Responder uma mensagem no WhatsApp, postar uma foto no Instagram ou publicar algo no Facebook são três ações atualmente bastante comuns. Mas essas tarefas preocupam os órgãos que cuidam do trânsito já que, cada vez mais, são executadas enquanto se dirige. "O motorista se desconcentra e tem reações lentas, tornando o ato tão perigoso quanto dirigir após ingerir bebidas alcoólicas", alerta o médico e diretor de Políticas de Urgência e Emergência da Secretaria de Saúde do Paraná, Vinícius Filipak.
O uso de smartphones pode aumentar em até 400% os riscos de um acidente com vítimas fatais, já que o tempo de reação cai 35% em média e a chance de colisão aumenta em até 23 vezes durante a digitação de uma mensagem no celular. Os números são de uma pesquisa da Universidade de Utah, nos Estados Unidos, que estima que dois em cada dez acidentes de trânsito envolvam o uso do aparelho. Entretanto não é possível precisar esse dado, já que os motoristas não costumam revelar a causa do acidente.
No final do ano passado, o governo brasileiro lançou a campanha publicitária "Parada Celular 2013", uma das atividades do Pacto Nacional pela Redução de Acidentes (Parada), que incentiva a educação, conscientização, sensibilização e promoção de mudanças de atitude no trânsito. Foram utilizadas algumas situações de risco para retratar que o hábito de usar o celular no trânsito é perigoso, como um açougueiro cortando carne enquanto fala ao celular, um marceneiro utilizando uma motosserra também falando ao celular e uma médica operando um paciente e atendendo ao telefone.

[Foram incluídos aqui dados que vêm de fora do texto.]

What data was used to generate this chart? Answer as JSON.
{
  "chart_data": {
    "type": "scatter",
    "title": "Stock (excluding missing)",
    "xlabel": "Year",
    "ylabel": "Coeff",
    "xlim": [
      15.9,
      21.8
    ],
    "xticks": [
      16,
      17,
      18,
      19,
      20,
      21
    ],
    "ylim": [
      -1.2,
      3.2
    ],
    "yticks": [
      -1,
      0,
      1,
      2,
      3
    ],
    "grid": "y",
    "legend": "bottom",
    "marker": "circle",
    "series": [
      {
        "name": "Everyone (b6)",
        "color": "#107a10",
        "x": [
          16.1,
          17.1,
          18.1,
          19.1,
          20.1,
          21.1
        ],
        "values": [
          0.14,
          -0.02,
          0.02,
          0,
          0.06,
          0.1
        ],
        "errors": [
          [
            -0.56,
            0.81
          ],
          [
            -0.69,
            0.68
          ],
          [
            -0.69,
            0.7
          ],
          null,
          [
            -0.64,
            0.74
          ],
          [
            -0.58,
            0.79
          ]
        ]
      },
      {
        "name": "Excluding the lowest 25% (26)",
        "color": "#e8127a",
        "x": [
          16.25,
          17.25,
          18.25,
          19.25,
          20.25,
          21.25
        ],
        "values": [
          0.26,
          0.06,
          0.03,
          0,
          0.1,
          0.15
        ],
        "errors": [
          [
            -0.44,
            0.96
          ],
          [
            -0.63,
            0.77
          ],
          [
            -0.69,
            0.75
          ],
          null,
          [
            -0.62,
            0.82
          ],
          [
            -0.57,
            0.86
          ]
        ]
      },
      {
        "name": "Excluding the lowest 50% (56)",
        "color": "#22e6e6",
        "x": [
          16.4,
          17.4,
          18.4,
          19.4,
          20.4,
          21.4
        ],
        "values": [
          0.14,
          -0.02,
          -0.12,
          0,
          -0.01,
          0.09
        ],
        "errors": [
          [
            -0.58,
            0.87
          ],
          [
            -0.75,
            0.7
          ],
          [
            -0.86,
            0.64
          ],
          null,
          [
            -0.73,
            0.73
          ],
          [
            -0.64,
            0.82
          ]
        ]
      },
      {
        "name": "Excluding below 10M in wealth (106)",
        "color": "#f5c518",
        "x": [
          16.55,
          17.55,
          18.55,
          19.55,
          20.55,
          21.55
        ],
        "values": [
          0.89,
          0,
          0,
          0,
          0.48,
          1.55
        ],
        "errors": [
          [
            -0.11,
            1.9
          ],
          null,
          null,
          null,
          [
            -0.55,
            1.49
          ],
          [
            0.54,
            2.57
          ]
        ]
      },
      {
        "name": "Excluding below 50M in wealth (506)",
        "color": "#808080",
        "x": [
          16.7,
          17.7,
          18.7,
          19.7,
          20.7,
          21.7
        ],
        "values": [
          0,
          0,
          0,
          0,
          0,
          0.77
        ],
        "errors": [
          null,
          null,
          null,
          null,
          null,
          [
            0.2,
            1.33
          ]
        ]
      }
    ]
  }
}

De acordo com dados da Sociedade Brasileira de Ortopedia e Traumatologia (SBOT), 84% dos motoristas admitem usar o aparelho enquanto estão dirigindo, apesar de todos os entrevistados concordarem que falar ao celular aumenta as chances de acidentes.
Se a pessoa estiver dirigindo a 50 km por hora, por exemplo, e tirar os olhos da estrada por apenas dois segundos, terá percorrido quase 28 metros sem enxergar absolutamente nada. "Além de tirar a mão do volante, você passa a focar naquela atividade. Se está escrevendo uma frase, por exemplo, o raciocínio é desviado e os elementos do trânsito ficam em segundo plano. Alguns segundos de descuido e as consequências podem ser graves", avalia Filipak.
A sugestão é obvia: deixe para responder quando não estiver dirigindo, já que grande parte dessas atividades pode ser deixada para depois. Se for algo urgente, pare o carro em local seguro e utilize o smartphone. "É sempre mais prudente, a vida não vale esse risco", comenta o médico.
Outro vilão de outras épocas e que continua tirando a atenção de motoristas no trânsito é falar ao celular. Mesmo com tecnologias que permitem que a ligação seja atendida pelo viva-voz incorporado ao veículo, Filipak é claro: as mãos permanecem no volante, mas a atenção vai toda para a conversa. "Essas tecnologias não resolvem 100% do problema. O melhor mesmo a se fazer é evitar a tentação ou parar o carro."
Além de colocar a vida do condutor e outros motoristas, passageiros e pedestres, a atitude pode, se flagrada por um agente de trânsito, resultar em multa de R$ 85 e a perda de quatro pontos na carteira de habilitação.